Reducing fintech risks

In a statement that could be targeted at the wide array of financial products now available for purchase on people’s mobile phones, Guo noted, “High return means high risk. Products with a promised return over 6 percent should be doubted, over 8 percent should be regarded as very dangerous, and over 10 percent means investors should be prepared for total loss of principal.”

At the beginning of 2018, the central bank proposed to "further improve the macro-prudential policy framework and explore the inclusion of shadow banking, real estate finance, and internet finance in macro-prudential policy frameworks."

Identifying risks

To manage systemic risks emerging from areas such as real estate loans, local government debt, and the fintech sector, regulators have set macro-prudential supervision indicators to strengthen regulations and intervene early, Guo said. 

Analysts note macro-prudential supervision has already been applied relatively rigorously in the banking industry. 

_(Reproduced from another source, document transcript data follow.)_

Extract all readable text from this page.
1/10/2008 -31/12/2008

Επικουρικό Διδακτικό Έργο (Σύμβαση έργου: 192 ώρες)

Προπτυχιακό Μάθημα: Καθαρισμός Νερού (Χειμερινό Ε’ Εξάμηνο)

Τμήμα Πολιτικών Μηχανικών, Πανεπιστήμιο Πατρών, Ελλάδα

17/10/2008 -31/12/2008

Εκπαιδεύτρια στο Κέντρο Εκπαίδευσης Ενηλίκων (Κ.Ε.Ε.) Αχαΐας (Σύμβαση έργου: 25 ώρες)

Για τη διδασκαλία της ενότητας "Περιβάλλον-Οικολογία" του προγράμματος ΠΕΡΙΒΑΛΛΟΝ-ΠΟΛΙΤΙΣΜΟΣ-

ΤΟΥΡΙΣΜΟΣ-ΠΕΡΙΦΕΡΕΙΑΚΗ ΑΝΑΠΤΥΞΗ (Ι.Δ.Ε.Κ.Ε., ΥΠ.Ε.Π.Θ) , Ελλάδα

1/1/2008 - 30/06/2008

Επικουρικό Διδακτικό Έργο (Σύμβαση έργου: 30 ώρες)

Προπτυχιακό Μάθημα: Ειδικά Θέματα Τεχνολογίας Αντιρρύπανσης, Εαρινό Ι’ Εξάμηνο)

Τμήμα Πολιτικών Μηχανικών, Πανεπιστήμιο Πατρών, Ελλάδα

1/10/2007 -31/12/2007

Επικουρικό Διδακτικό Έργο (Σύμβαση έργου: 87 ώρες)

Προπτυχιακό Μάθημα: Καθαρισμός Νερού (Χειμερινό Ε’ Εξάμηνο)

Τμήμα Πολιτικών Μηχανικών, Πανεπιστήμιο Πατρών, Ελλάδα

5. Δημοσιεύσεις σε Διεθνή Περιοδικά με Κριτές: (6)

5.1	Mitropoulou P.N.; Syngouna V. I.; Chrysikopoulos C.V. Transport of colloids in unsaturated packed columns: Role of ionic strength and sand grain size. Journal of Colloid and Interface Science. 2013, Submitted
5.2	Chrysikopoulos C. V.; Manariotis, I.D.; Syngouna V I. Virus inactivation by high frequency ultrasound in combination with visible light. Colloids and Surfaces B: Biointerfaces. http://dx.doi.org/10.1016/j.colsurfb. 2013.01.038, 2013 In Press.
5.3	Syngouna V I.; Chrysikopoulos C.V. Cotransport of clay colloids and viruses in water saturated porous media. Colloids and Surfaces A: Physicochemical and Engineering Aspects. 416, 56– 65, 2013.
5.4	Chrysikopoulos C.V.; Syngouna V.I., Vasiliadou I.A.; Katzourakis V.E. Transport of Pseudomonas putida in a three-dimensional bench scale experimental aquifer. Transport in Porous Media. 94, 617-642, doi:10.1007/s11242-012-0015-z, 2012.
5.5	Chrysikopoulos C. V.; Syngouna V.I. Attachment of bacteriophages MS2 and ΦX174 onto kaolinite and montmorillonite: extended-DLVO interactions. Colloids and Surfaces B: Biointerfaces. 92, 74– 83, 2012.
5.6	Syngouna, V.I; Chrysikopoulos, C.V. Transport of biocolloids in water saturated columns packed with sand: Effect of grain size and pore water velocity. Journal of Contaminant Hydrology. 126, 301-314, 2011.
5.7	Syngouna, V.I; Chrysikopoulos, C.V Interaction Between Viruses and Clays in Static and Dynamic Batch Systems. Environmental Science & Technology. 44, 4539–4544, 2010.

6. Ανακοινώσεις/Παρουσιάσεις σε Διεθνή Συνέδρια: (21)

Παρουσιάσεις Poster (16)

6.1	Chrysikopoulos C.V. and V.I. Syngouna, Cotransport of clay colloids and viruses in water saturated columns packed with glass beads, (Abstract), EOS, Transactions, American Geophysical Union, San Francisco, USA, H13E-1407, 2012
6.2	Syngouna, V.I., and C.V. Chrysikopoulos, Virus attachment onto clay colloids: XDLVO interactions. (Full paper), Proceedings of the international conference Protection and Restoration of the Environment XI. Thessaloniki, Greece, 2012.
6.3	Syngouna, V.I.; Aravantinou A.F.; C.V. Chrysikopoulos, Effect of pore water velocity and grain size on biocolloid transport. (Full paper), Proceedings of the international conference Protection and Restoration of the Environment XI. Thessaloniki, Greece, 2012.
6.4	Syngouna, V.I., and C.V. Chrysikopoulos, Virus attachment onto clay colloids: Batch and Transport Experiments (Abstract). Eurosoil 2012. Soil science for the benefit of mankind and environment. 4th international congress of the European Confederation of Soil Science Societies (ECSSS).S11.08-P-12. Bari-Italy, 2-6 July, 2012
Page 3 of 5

The macro-prudential supervision model aims to evaluate risk to the overall financial system, rather than each institution’s financial health. Regulators do this by conducting timely risk monitoring, with warnings and controls by the authorities. The model also looks at the system that links organizations.

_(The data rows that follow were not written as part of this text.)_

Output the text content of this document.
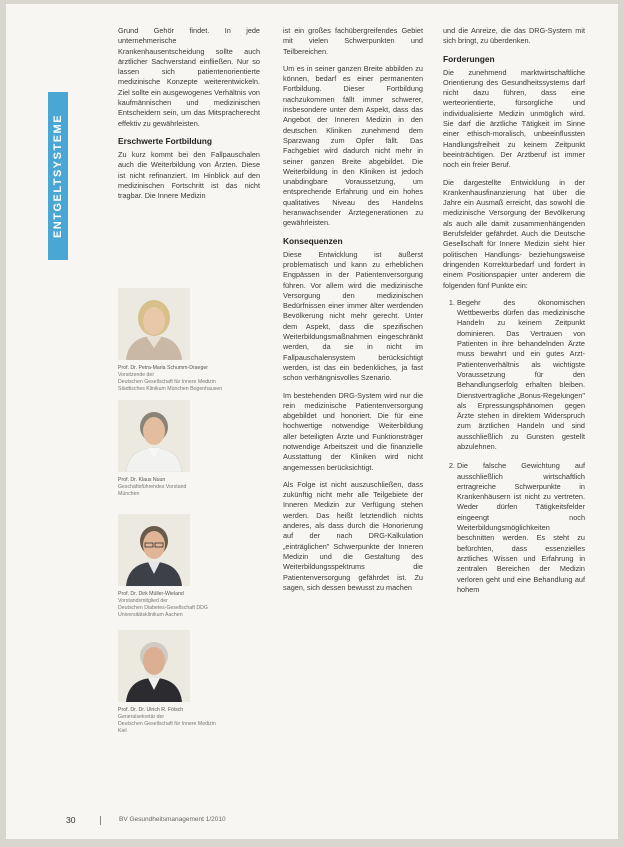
ENTGELTSYSTEME

Grund Gehör findet. In jede unternehmerische Krankenhausentscheidung sollte auch ärztlicher Sachverstand einfließen. Nur so lassen sich patientenorientierte medizinische Konzepte weiterentwickeln. Ziel sollte ein ausgewogenes Verhältnis von kaufmännischen und medizinischen Entscheidern sein, um das Mitspracherecht effektiv zu gewährleisten.

Erschwerte Fortbildung

Zu kurz kommt bei den Fallpauschalen auch die Weiterbildung von Ärzten. Diese ist nicht refinanziert. Im Hinblick auf den medizinischen Fortschritt ist das nicht tragbar. Die Innere Medizin

Prof. Dr. Petra-Maria Schumm-Draeger
Vorsitzende der
Deutschen Gesellschaft für Innere Medizin
Städtisches Klinikum München Bogenhausen
Prof. Dr. Klaus Nuun
Geschäftsführendes Vorstand
München
Prof. Dr. Dirk Müller-Wieland
Vorstandsmitglied der
Deutschen Diabetes-Gesellschaft DDG
Universitätsklinikum Aachen
Prof. Dr. Dr. Ulrich R. Fölsch
Generalsekretär der
Deutschen Gesellschaft für Innere Medizin
Kiel

ist ein großes fachübergreifendes Gebiet mit vielen Schwerpunkten und Teilbereichen.

Um es in seiner ganzen Breite abbilden zu können, bedarf es einer permanenten Fortbildung. Dieser Fortbildung nachzukommen fällt immer schwerer, insbesondere unter dem Aspekt, dass das Angebot der Inneren Medizin in den deutschen Kliniken zunehmend dem Sparzwang zum Opfer fällt. Das Fachgebiet wird dadurch nicht mehr in seiner ganzen Breite abgebildet. Die Weiterbildung in den Kliniken ist jedoch unabdingbare Voraussetzung, um entsprechende Erfahrung und ein hohes qualitatives Niveau des Handelns heranwachsender Ärztegenerationen zu gewährleisten.

Konsequenzen

Diese Entwicklung ist äußerst problematisch und kann zu erheblichen Engpässen in der Patientenversorgung führen. Vor allem wird die medizinische Versorgung den medizinischen Bedürfnissen einer immer älter werdenden Bevölkerung nicht mehr gerecht. Unter dem Aspekt, dass die spezifischen Weiterbildungsmaßnahmen eingeschränkt werden, da sie in nicht im Fallpauschalensystem berücksichtigt werden, ist das ein bedenkliches, ja fast schon verhängnisvolles Szenario.

Im bestehenden DRG-System wird nur die rein medizinische Patientenversorgung abgebildet und honoriert. Die für eine hochwertige notwendige Weiterbildung aller beteiligten Ärzte und Funktionsträger notwendige Arbeitszeit und die finanzielle Ausstattung der Kliniken wird nicht angemessen berücksichtigt.

Als Folge ist nicht auszuschließen, dass zukünftig nicht mehr alle Teilgebiete der Inneren Medizin zur Verfügung stehen werden. Das heißt letztendlich nichts anderes, als dass durch die Honorierung auf der nach DRG-Kalkulation „einträglichen" Schwerpunkte der Inneren Medizin und die Gestaltung des Weiterbildungsspektrums die Patientenversorgung gefährdet ist. Zu sagen, sich dessen bewusst zu machen

und die Anreize, die das DRG-System mit sich bringt, zu überdenken.

Forderungen

Die zunehmend marktwirtschaftliche Orientierung des Gesundheitssystems darf nicht dazu führen, dass eine werteorientierte, fürsorgliche und individualisierte Medizin unmöglich wird. Sie darf die ärztliche Tätigkeit im Sinne einer ethisch-moralisch, unbeeinflussten Handlungsfreiheit zu keinem Zeitpunkt beeinträchtigen. Der Arztberuf ist immer noch ein freier Beruf.

Die dargestellte Entwicklung in der Krankenhausfinanzierung hat über die Jahre ein Ausmaß erreicht, das sowohl die medizinische Versorgung der Bevölkerung als auch alle damit zusammenhängenden Berufsfelder gefährdet. Auch die Deutsche Gesellschaft für Innere Medizin sieht hier politischen Handlungs- beziehungsweise dringenden Korrekturbedarf und fordert in einem Positionspapier unter anderem die folgenden fünf Punkte ein:

1. Begehr des ökonomischen Wettbewerbs dürfen das medizinische Handeln zu keinem Zeitpunkt dominieren. Das Vertrauen von Patienten in ihre behandelnden Ärzte muss bewahrt und ein gutes Arzt-Patientenverhältnis als wichtigste Voraussetzung für den Behandlungserfolg erhalten bleiben. Dienstvertragliche „Bonus-Regelungen" als Erpressungsphänomen gegen Ärzte stehen in direktem Widerspruch zum ärztlichen Handeln und sind ausschließlich zu Gunsten gestellt abzulehnen.
2. Die falsche Gewichtung auf ausschließlich wirtschaftlich ertragreiche Schwerpunkte in Krankenhäusern ist nicht zu vertreten. Weder dürfen Tätigkeitsfelder eingeengt noch Weiterbildungsmöglichkeiten beschnitten werden. Es steht zu befürchten, dass essenzielles ärztliches Wissen und Erfahrung in zentralen Bereichen der Medizin verloren geht und eine Behandlung auf hohem
30	BV Gesundheitsmanagement 1/2010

Measures include formulating a series of careful and prudent operating rules. 

Analysts pointed out that problems like shadow bank funds, loan embedding, regulatory arbitrage, low transparency, and high leverage ratios are concentrated in real estate, high tech financing platforms and other areas. 

“Reining in financial risks is a systematic project. We must promptly take effective measures to effectively manage major risky events,” Guo said. 

Real estate and local debt

Since the government’s most recently imposed policies to reduce risk in the property market, the growth rate of real estate loans has declined slightly — 0.6 percent lower than at the end of 2017, according to central bank data.

The percentage of property development loans for affordable housing rose 2.9 percentage points to 64.7, signaling a shift away from speculative investment properties.

Another area of risk the bank is trying to control is local government debt. All bonds issued by local governments in the first four months of this year were replacement debts. The 17.1 billion yuan ($2.66 billion) in local bonds issued in May was the first batch of new local bonds this year, Beijing Business Today analysis noted. This is a small fraction of the 876.6 billion yuan worth of bonds local governments have issued.